Entscheidungsstichwort (Thema)
Krankenversicherung. Apotheker. Arzneimittelabgabe. Ermittlung des Herstellerabgabepreises. öffentlich-rechtlicher Erstattungsanspruch. Verhältnis zwischen landesrechtlichen Verträgen und Rahmenverträgen
Orientierungssatz
1. Eine Zahlungsklage einer Apotheke gegen eine Krankenkasse auf Rückzahlung aufgerechneter Vergütungsbeträge ist im Rahmen des von der Rechtsprechung des Bundessozialgerichts entwickelten öffentlich-rechtlichen Erstattungsanspruchs zu beurteilen (vgl BSG vom 28.9.2010 - B 1 KR 3/10 R = BSGE 106, 303 = SozR 4-2500 § 129 Nr 6).

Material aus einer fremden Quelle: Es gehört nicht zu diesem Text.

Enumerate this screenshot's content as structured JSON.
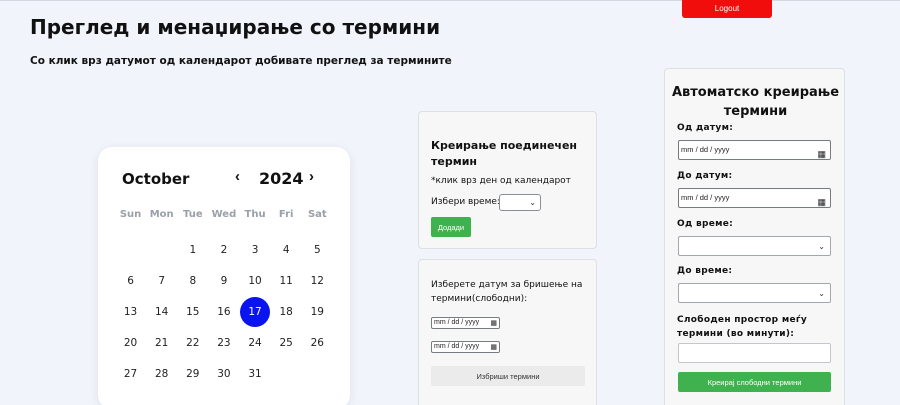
{
  "header": {
    "logout_label": "Logout",
    "title": "Преглед и менаџирање со термини",
    "subtitle": "Со клик врз датумот од календарот добивате преглед за термините"
  },
  "calendar": {
    "month": "October",
    "year": "2024",
    "prev_icon": "chevron-left-icon",
    "next_icon": "chevron-right-icon",
    "weekdays": [
      "Sun",
      "Mon",
      "Tue",
      "Wed",
      "Thu",
      "Fri",
      "Sat"
    ],
    "weeks": [
      [
        "",
        "",
        "1",
        "2",
        "3",
        "4",
        "5"
      ],
      [
        "6",
        "7",
        "8",
        "9",
        "10",
        "11",
        "12"
      ],
      [
        "13",
        "14",
        "15",
        "16",
        "17",
        "18",
        "19"
      ],
      [
        "20",
        "21",
        "22",
        "23",
        "24",
        "25",
        "26"
      ],
      [
        "27",
        "28",
        "29",
        "30",
        "31",
        "",
        ""
      ]
    ],
    "selected_day": "17",
    "selected_color": "#0a14f0"
  },
  "create_single": {
    "title": "Креирање поединечен термин",
    "hint": "*клик врз ден од календарот",
    "time_label": "Избери време:",
    "time_value": "",
    "add_label": "Додади"
  },
  "delete_range": {
    "title": "Изберете датум за бришење на термини(слободни):",
    "date_placeholder": "mm / dd / yyyy",
    "delete_label": "Избриши термини"
  },
  "auto_create": {
    "title": "Автоматско креирање термини",
    "from_date_label": "Од датум:",
    "to_date_label": "До датум:",
    "date_placeholder": "mm / dd / yyyy",
    "from_time_label": "Од време:",
    "to_time_label": "До време:",
    "gap_label": "Слободен простор меѓу термини (во минути):",
    "create_label": "Креирај слободни термини"
  },
  "colors": {
    "logout": "#f20d0d",
    "primary_green": "#3fb24f",
    "selected_day": "#0a14f0"
  }
}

2. Gegenüber landesrechtlichen Verträgen sind Rahmenverträge nach § 129 Abs 2 SGB 5 als höherrangiges Recht anzusehen. Denn nach § 129 Abs 5 S 1 SGB 5 können in den Verträgen auf Landesebene nur ergänzende, nicht aber vom Rahmenvertrag abweichende (nur anders für einen Sonderfall in § 129 Abs 5 S 4) oder diesem widersprechende Regelungen getroffen werden.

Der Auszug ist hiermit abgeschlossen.